Story: Ichiko (Sakura Ando) is 32 years old and still lives at home. She doesn't help her mother at her food stand and lazes around the whole
day without having a perspective in life. However, it gets really bad when her sister moves in with her mother again after a failed marriage. After a few
scuffles Ichiko has to move out. She decides to work at a convenience store where one of her colleagues soon approaches her. But Ichiko is only interested
in Kano (Hirofumi Arai), an amateur boxer, who she has already seen a few times in a near boxing studio. As it turns out he every now and then also comes to
the convenience store Ichiko works at. The two go on a first date and something similar to a romantic relationship unfolds between the two. But Kano isn't
the guy for a serious relationship. In order to blow off steam Ichiko decides to start boxing. At first, she is everything but talented, but she soon gets
a lot better very fast. She finally has found something which she can put her whole energy into. Still, she won't have a real career because of her advanced
age. Yet, she wants to win at least one fight...
Review: You shouldn't get deceived by the poster. "100 Yen Love" is not your typical art house flick. The drama revolving around a woman
who hasn't found her place in society and tries to get her life together through sport also isn't your standard boxing film. What makes the movie so special
is the unusual and at times wacky way elements of different genres, last but not least that of a comedy as well, are interwoven. So it's no real surprise that
Japan's official entry for "Best Foreign Language Film" at the Academy Awards is this little movie, which manages with its oddball characters and profound
story to emotionally involve while not coming across as cold as most other art house movies.
And this even though at first it doesn't look like we could ever have sympathy for Ichiko. She is just lazily hanging around at home, doesn't lend a helping
hand to her parents and even smells all the way through the screen since she apparently had her last bath years ago. But we slowly get an idea what kind of pain
Ichiko bears within. She may move around like a boy and her round, almost bent over posture gives her something extremely stiff, but even though she may pretend
to be strong she is no emotional ice cube. There is a very significant scene when Ichiko is getting raped. After the crime she deals with the situation in a
very pragmatic manner, doesn't feel ashamed of being a victim, as most other women normally tend to do, and reports the case to the police right away. Yet,
this surely has left her with an emotional scar, too.
And this is also what's special about "100 Yen Love". We actually and constantly see only the scars left and not the actual pain. Just like with the raping which
isn't emotionally dwelled on the other wounds aren't put into the spotlight either. In contrast to your usually incredibly cold and distant art house flick
there are still emotional outbursts to be found here as well. Director Masaharu Take ("Café Seoul") takes the best elements from scenes in which two individuals
silently stand in front of each other so that you have to make out their emotions below the surface and such in which we get to see their emotions taking form.

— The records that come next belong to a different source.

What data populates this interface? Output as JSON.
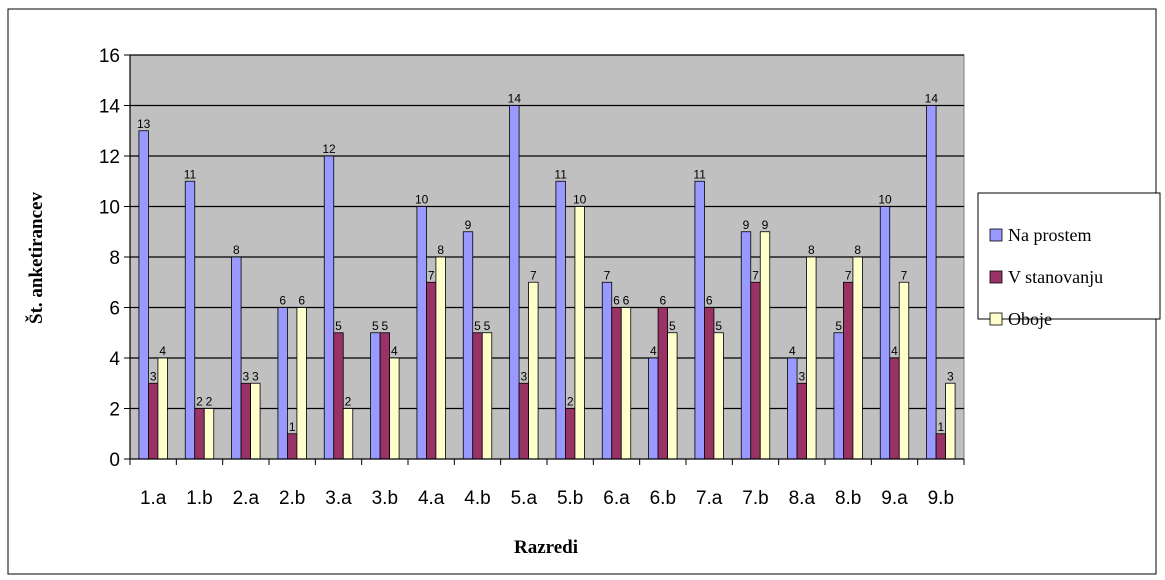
{
  "chart_data": {
    "type": "bar",
    "categories": [
      "1.a",
      "1.b",
      "2.a",
      "2.b",
      "3.a",
      "3.b",
      "4.a",
      "4.b",
      "5.a",
      "5.b",
      "6.a",
      "6.b",
      "7.a",
      "7.b",
      "8.a",
      "8.b",
      "9.a",
      "9.b"
    ],
    "series": [
      {
        "name": "Na prostem",
        "color": "#9999ff",
        "values": [
          13,
          11,
          8,
          6,
          12,
          5,
          10,
          9,
          14,
          11,
          7,
          4,
          11,
          9,
          4,
          5,
          10,
          14
        ]
      },
      {
        "name": "V stanovanju",
        "color": "#993366",
        "values": [
          3,
          2,
          3,
          1,
          5,
          5,
          7,
          5,
          3,
          2,
          6,
          6,
          6,
          7,
          3,
          7,
          4,
          1
        ]
      },
      {
        "name": "Oboje",
        "color": "#ffffcc",
        "values": [
          4,
          2,
          3,
          6,
          2,
          4,
          8,
          5,
          7,
          10,
          6,
          5,
          5,
          9,
          8,
          8,
          7,
          3
        ]
      }
    ],
    "xlabel": "Razredi",
    "ylabel": "Št. anketirancev",
    "ylim": [
      0,
      16
    ],
    "yticks": [
      0,
      2,
      4,
      6,
      8,
      10,
      12,
      14,
      16
    ],
    "grid": true,
    "plot_background": "#c0c0c0",
    "legend_position": "right"
  }
}
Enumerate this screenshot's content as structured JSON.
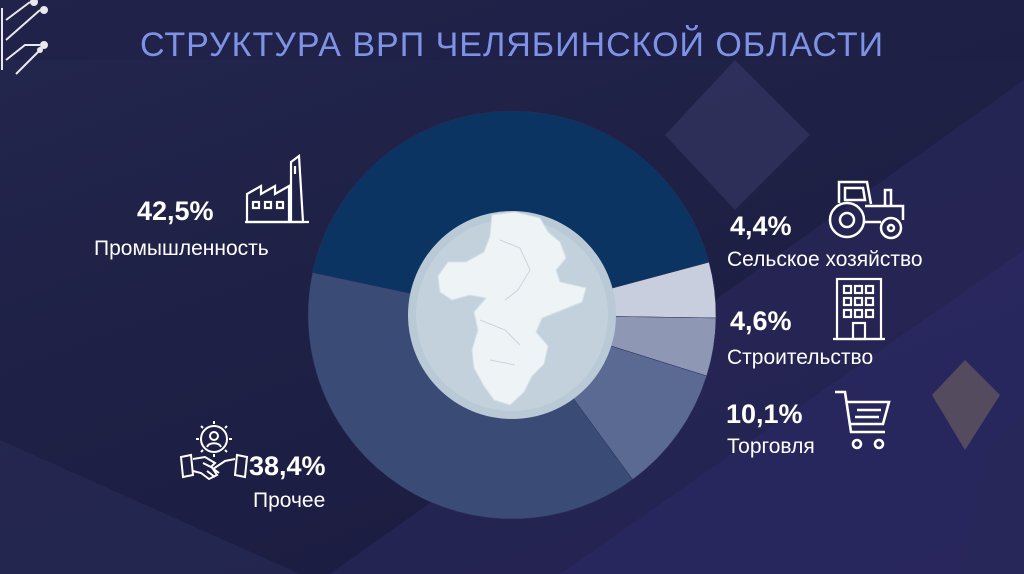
{
  "title": "СТРУКТУРА ВРП ЧЕЛЯБИНСКОЙ ОБЛАСТИ",
  "chart_data": {
    "type": "pie",
    "title": "СТРУКТУРА ВРП ЧЕЛЯБИНСКОЙ ОБЛАСТИ",
    "slices": [
      {
        "name": "Промышленность",
        "value": 42.5,
        "label": "42,5%",
        "color": "#0b3462"
      },
      {
        "name": "Сельское хозяйство",
        "value": 4.4,
        "label": "4,4%",
        "color": "#c9cede"
      },
      {
        "name": "Строительство",
        "value": 4.6,
        "label": "4,6%",
        "color": "#8e97b3"
      },
      {
        "name": "Торговля",
        "value": 10.1,
        "label": "10,1%",
        "color": "#5a6a92"
      },
      {
        "name": "Прочее",
        "value": 38.4,
        "label": "38,4%",
        "color": "#3a4b76"
      }
    ],
    "center": "карта Челябинской области"
  },
  "icons": {
    "industry": "factory-icon",
    "agriculture": "tractor-icon",
    "construction": "building-icon",
    "trade": "shopping-cart-icon",
    "other": "handshake-gear-icon"
  },
  "colors": {
    "title": "#7f93e6",
    "background": "#1f2147",
    "text": "#ffffff"
  }
}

That way Masaharu Take manages to avoid clichés and give his drama a strong fundament which he afterwards uses as a playground for additional elements like the
dead-pan humor or the somehow exhilarating, joyful blues soundtrack.
However, the movie owes a lot of its success to Sakura Ando ("For Love's Sake",
"Love Exposure"). She doesn't fear showing her ugly side and her transformation - no, not into a beauty, but into a boxer - is
simply amazing. To see her do great swings and hooks while jumping around like a bundle of energy becomes even the more impressive since we see her as an
extreme slacker in the beginning with a few pounds too much. With her acting Sakura Ando also convinces easily. Next to her there is Hirofumi Arai
("Parasyte: Part 2"), whose character always remains somewhat mysterious with his subtle performance, but who makes the
unusual love story another element to work out in the movie.
Then, there is also the boxing. Despite a well done fight at the end in which a lot of emphasis is put on authenticity boxing just is a means to an end. Somehow it's not that important whether Ichiko wins or not, even though winning seems to come first for her in order to give her life some meaning after all. It's that heartwarming feeling when Ichiko just like a boxing professional and reminiscent of "Rocky" runs through the city for her training which leaves no doubt that the journey is the reward. She just has to realize this herself. It's this warmth that makes "100 Yen Love" such an outstanding and successful art house movie. Moreover, the director manages to transform his initial unfocusedness, the only real downside, into a narrative thread from the second half onwards. The humor, the love story, the sport, the tough journey of finding your place in society, all of this is interwoven exceptionally well and makes "100 Yen Love" a fantastic movie.